"All in the Family" and its spinoff series "The Jeffersons" were two of the boldest and most beloved sitcoms of the 1970s and early '80s. In fact, both shows were so groundbreaking that many pop culture spectators and industry insiders have long claimed they'd never even make it on network TV these days.
But Norman Lear, the writer and producer behind both hits, is ready to prove the naysayers wrong with a one-night-only live special featuring new stars in the same old roles.
Archie and Edith
Standing in for Carroll O'Connor and Jean Stapleton, the late leads on "All in the Family," will be Woody Harrelson, 57, as Archie Bunker and Marisa Tomei, 54, as his always loving (and long-suffering) wife, Edith.
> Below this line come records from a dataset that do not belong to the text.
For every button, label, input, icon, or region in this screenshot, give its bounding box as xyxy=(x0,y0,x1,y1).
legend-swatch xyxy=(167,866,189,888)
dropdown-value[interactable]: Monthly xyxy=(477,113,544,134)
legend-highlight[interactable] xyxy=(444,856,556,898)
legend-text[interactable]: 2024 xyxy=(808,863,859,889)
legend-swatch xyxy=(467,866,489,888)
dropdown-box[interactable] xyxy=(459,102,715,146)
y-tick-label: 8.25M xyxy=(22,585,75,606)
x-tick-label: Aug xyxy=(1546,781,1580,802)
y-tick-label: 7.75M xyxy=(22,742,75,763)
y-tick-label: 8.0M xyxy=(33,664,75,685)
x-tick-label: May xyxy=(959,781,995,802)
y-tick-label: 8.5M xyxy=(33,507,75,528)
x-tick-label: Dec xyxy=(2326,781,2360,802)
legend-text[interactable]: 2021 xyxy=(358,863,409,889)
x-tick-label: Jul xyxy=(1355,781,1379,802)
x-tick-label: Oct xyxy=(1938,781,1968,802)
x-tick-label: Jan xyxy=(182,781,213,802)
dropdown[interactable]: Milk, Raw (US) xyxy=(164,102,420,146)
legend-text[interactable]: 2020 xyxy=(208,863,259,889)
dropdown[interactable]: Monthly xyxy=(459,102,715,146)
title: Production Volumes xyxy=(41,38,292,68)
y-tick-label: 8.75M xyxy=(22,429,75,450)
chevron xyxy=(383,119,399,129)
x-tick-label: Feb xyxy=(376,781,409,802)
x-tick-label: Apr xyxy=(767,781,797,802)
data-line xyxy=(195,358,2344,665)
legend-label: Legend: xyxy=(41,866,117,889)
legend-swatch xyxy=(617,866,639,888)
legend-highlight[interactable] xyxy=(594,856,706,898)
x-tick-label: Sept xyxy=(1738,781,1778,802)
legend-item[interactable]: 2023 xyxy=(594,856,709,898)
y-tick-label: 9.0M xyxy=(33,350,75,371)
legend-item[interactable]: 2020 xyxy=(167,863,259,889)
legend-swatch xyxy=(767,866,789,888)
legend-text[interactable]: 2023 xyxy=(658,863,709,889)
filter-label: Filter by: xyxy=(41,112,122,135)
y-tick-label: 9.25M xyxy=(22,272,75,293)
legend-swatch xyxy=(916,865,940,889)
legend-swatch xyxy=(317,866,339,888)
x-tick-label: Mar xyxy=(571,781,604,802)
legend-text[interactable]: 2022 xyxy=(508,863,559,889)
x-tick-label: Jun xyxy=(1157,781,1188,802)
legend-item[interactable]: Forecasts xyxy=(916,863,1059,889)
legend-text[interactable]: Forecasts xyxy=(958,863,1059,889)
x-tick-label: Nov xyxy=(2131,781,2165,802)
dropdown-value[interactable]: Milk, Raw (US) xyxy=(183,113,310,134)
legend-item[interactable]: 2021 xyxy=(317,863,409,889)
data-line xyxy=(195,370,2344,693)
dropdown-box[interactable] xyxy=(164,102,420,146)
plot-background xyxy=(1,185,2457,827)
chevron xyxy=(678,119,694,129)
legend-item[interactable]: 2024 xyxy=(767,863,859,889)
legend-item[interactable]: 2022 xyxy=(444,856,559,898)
In the original series, which put the spotlight on racism, sexism, socioeconomic inequalities and a number of other societal concerns, the Bunkers were a blue-collar family who lived alongside their entrepreneurial neighbors, George and Louise "Weezy" Jefferson — a couple of characters that proved so popular, they got their own show.
George and Weezy
In upcoming prime-time special, which is set to air on ABC in May, the duo who famously "moved on up" to the East Side will be back beside their old neighbors again.
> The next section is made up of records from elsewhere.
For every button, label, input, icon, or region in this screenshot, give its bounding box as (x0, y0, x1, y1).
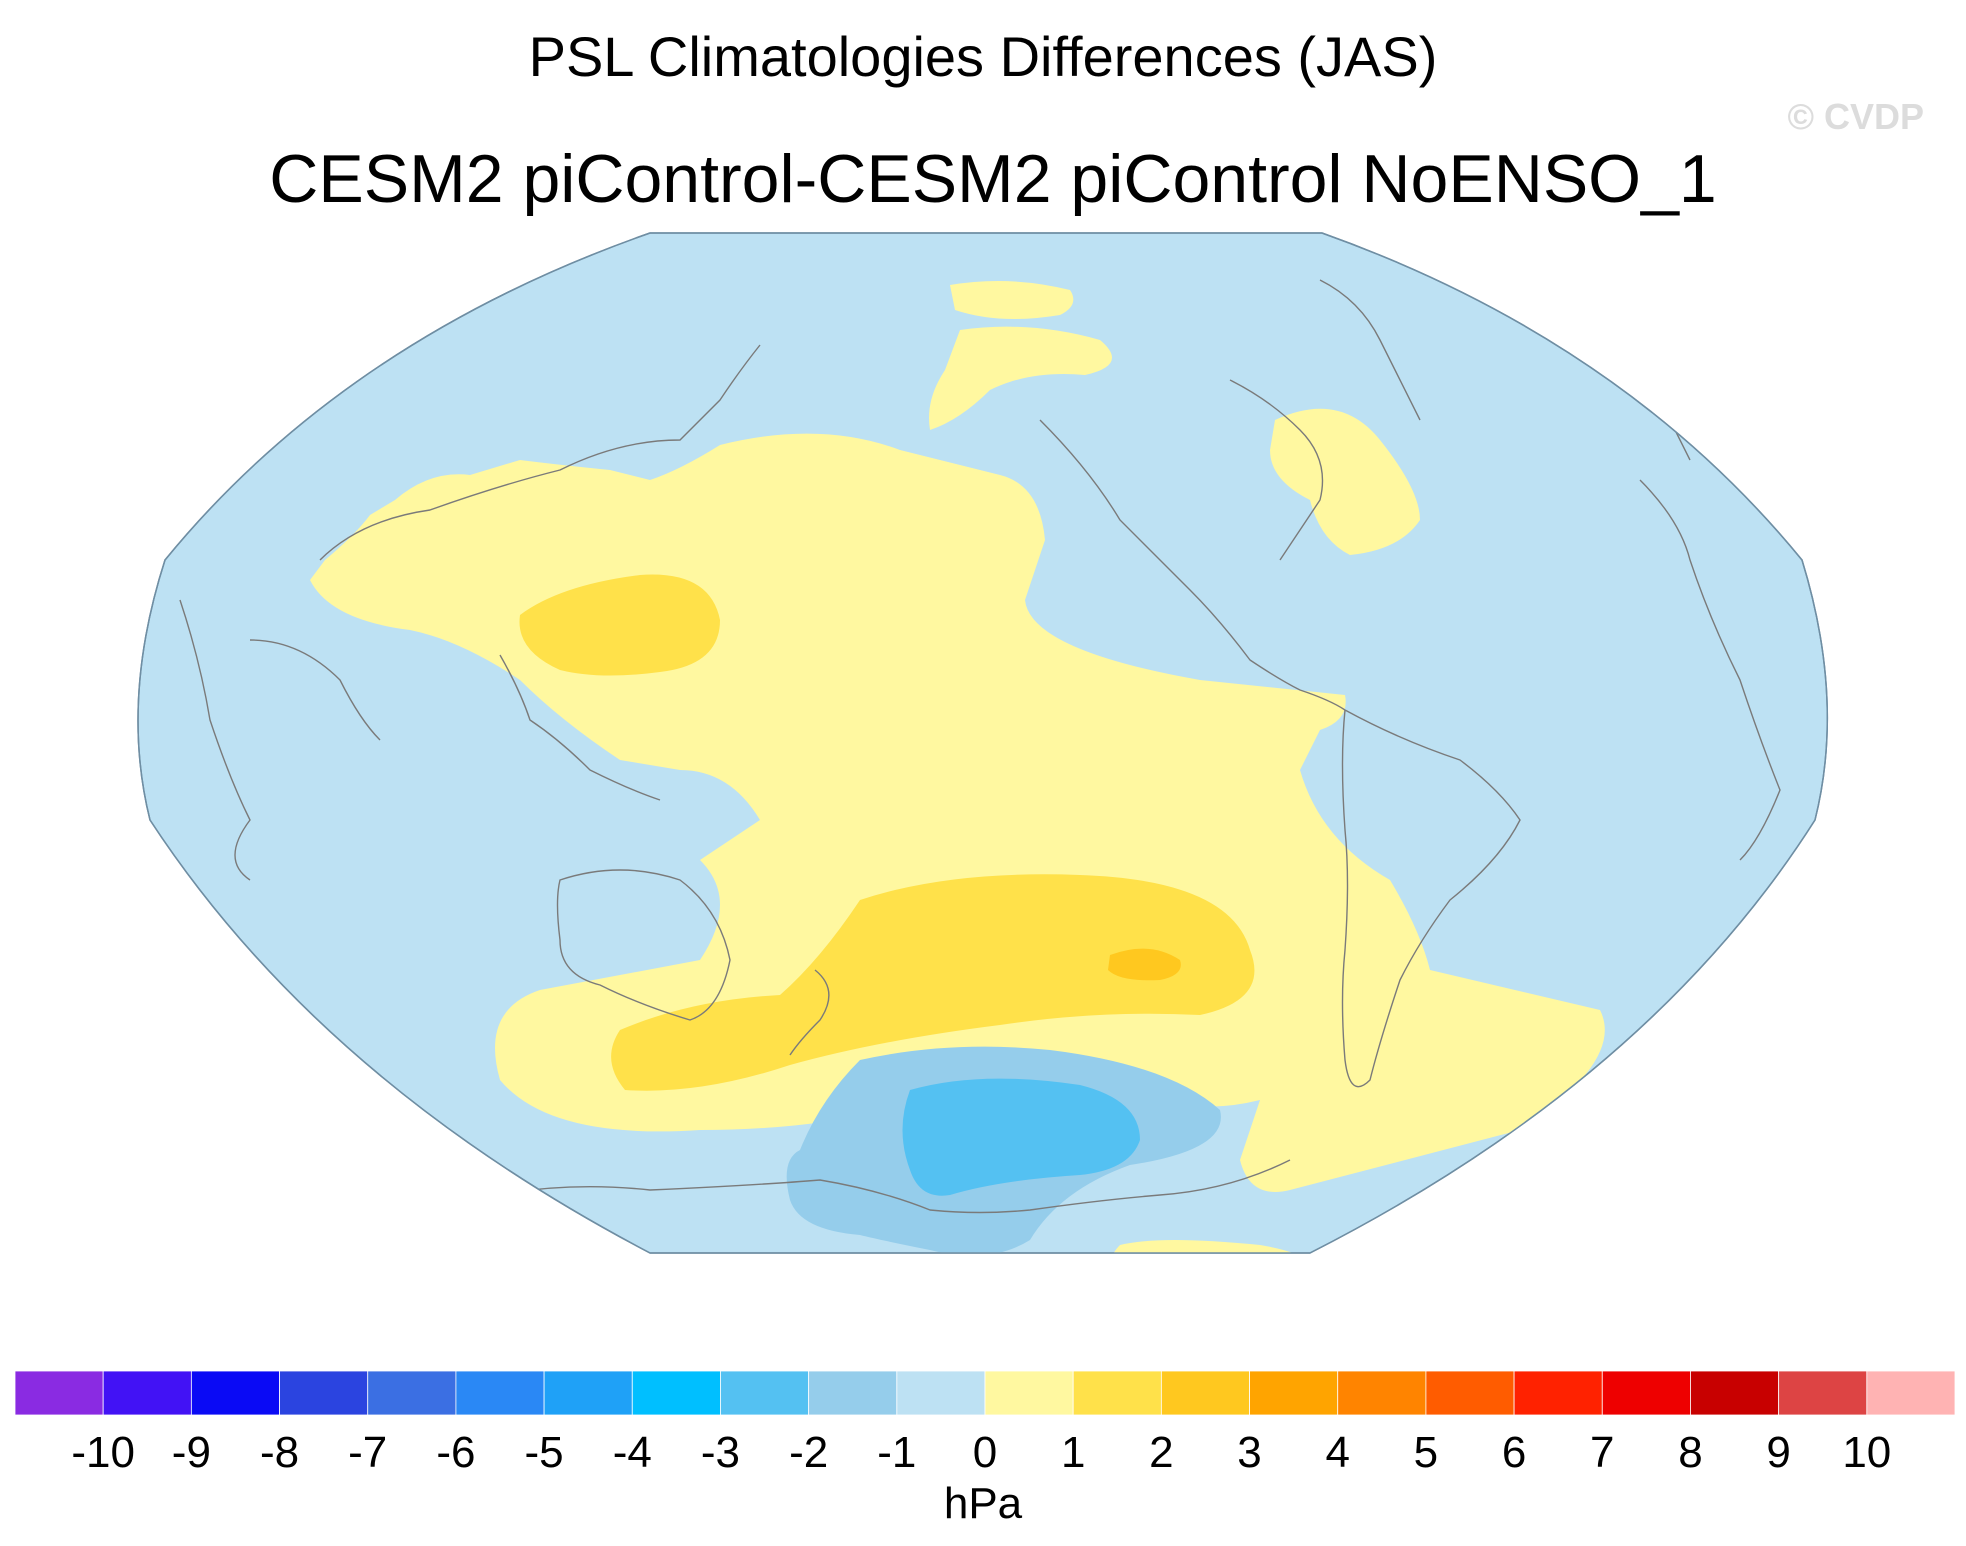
colorbar-tick-label: -7 (348, 1428, 387, 1477)
positive-anomaly-south-atlantic-edge (1112, 1240, 1312, 1253)
colorbar-swatch (367, 1370, 457, 1416)
colorbar-swatch (1160, 1370, 1250, 1416)
colorbar-tick-label: -3 (701, 1428, 740, 1477)
coastlines (179, 279, 1781, 1214)
chart-title: PSL Climatologies Differences (JAS) (528, 25, 1438, 88)
colorbar-tick-label: -2 (789, 1428, 828, 1477)
globe-border (137, 232, 1829, 1254)
colorbar-tick-label: -8 (260, 1428, 299, 1477)
colorbar-swatch (1778, 1370, 1868, 1416)
colorbar-tick-label: 1 (1061, 1428, 1085, 1477)
positive-anomaly-2-3-southeast-pacific (1108, 948, 1181, 981)
colorbar-tick-label: 0 (973, 1428, 997, 1477)
colorbar-tick-label: -10 (71, 1428, 135, 1477)
colorbar-tick-label: 2 (1149, 1428, 1173, 1477)
colorbar-tick-label: -6 (436, 1428, 475, 1477)
colorbar-swatch (631, 1370, 721, 1416)
colorbar-swatch (720, 1370, 810, 1416)
colorbar-tick-label: 7 (1590, 1428, 1614, 1477)
colorbar-swatch (1337, 1370, 1427, 1416)
colorbar-swatch (455, 1370, 545, 1416)
colorbar-swatch (1425, 1370, 1515, 1416)
negative-anomaly-2-3-southern-ocean (902, 1078, 1140, 1196)
colorbar-swatch (190, 1370, 280, 1416)
colorbar-tick-label: -4 (613, 1428, 652, 1477)
colorbar-tick-label: 5 (1414, 1428, 1438, 1477)
colorbar-tick-label: -5 (525, 1428, 564, 1477)
cvdp-watermark: © CVDP (1787, 96, 1924, 137)
colorbar-tick-label: 10 (1842, 1428, 1891, 1477)
colorbar-tick-label: 3 (1237, 1428, 1261, 1477)
colorbar-swatch (14, 1370, 104, 1416)
positive-anomaly-1-2-northwest-pacific (519, 574, 720, 676)
positive-anomaly-bering (929, 326, 1112, 430)
colorbar-tick-label: -9 (172, 1428, 211, 1477)
positive-anomaly-north-atlantic (1270, 408, 1420, 555)
colorbar-swatch (808, 1370, 898, 1416)
colorbar-tick-label: -1 (877, 1428, 916, 1477)
colorbar-units: hPa (944, 1479, 1023, 1528)
positive-anomaly-1-2-south-pacific (611, 874, 1255, 1091)
colorbar-swatch (896, 1370, 986, 1416)
colorbar-swatch (279, 1370, 369, 1416)
colorbar-swatch (1601, 1370, 1691, 1416)
colorbar-tick-label: 9 (1766, 1428, 1790, 1477)
colorbar-swatch (1690, 1370, 1780, 1416)
colorbar-tick-label: 8 (1678, 1428, 1702, 1477)
colorbar-swatch (102, 1370, 192, 1416)
colorbar-swatch (1513, 1370, 1603, 1416)
colorbar-swatch (1866, 1370, 1956, 1416)
chart-subtitle: CESM2 piControl-CESM2 piControl NoENSO_1 (269, 141, 1717, 217)
colorbar-swatch (1249, 1370, 1339, 1416)
colorbar-swatch (543, 1370, 633, 1416)
positive-anomaly-arctic (950, 281, 1074, 319)
colorbar-swatch (984, 1370, 1074, 1416)
colorbar-swatch (1072, 1370, 1162, 1416)
colorbar-tick-label: 6 (1502, 1428, 1526, 1477)
colorbar-tick-label: 4 (1325, 1428, 1349, 1477)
The role of George, made famous by star Sherman Hemsley, will played by Jamie Foxx, 51, while Weezy, first portrayed by Isabel Sanford, will be brought to life by 55-year-old actress and comedian Wanda Sykes.
Other stars set to be seen in the production are Ellie Kemper, Will Ferrell and Justina Machado. And according to the network, more cast members will be announced soon.
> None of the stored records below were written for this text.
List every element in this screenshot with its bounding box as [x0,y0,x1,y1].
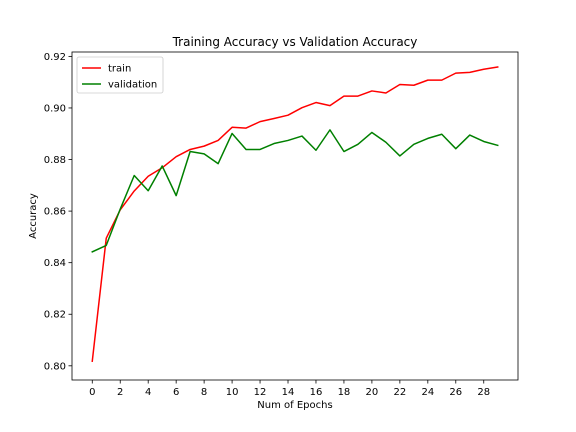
x-tick-label: 4 [145,387,151,398]
y-tick-label: 0.84 [44,258,66,269]
y-axis-label: Accuracy [28,193,39,239]
x-tick-label: 20 [366,387,379,398]
y-tick-label: 0.88 [44,155,66,166]
y-tick-label: 0.90 [44,103,66,114]
plot-area [91,66,499,363]
x-tick-label: 0 [89,387,95,398]
y-axis: 0.80 0.82 0.84 0.86 0.88 0.90 0.92 [44,52,72,372]
x-tick-label: 16 [310,387,323,398]
x-tick-label: 18 [338,387,351,398]
x-axis-label: Num of Epochs [257,400,332,411]
legend: train validation [76,56,164,94]
x-tick-label: 26 [449,387,462,398]
x-tick-label: 28 [477,387,490,398]
legend-label-validation: validation [108,80,157,91]
y-tick-label: 0.86 [44,207,66,218]
series-line-validation [91,129,499,253]
x-tick-label: 12 [254,387,267,398]
x-tick-label: 22 [393,387,406,398]
legend-label-train: train [108,64,131,75]
y-tick-label: 0.92 [44,52,66,63]
x-tick-label: 10 [226,387,239,398]
x-axis: 0 2 4 6 8 10 12 14 16 18 20 22 24 26 28 [89,380,490,398]
x-tick-label: 6 [173,387,179,398]
x-tick-label: 24 [421,387,434,398]
plot-frame [71,51,519,381]
x-tick-label: 2 [117,387,123,398]
chart-title: Training Accuracy vs Validation Accuracy [172,35,418,49]
x-tick-label: 8 [201,387,207,398]
y-tick-label: 0.80 [44,361,66,372]
y-tick-label: 0.82 [44,310,66,321]
x-tick-label: 14 [282,387,295,398]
Late night TV host Jimmy Kimmel will join forces with 96-year-old Lear to host the broadcast.
“The fact that a group of Oscar winners eagerly agreed to play these iconic characters is a testament to the greatness of these shows and their creator, Norman Lear," Kimmel said in a press release about the TV event.
As for Lear, he can't wait for those people who never thought these programs could return to see what's in store.
"(We) are here to prove — with two great casts depicting ‘All in the Family’ and ‘The Jeffersons’ — the timelessness of human nature," he said in a statement of his own.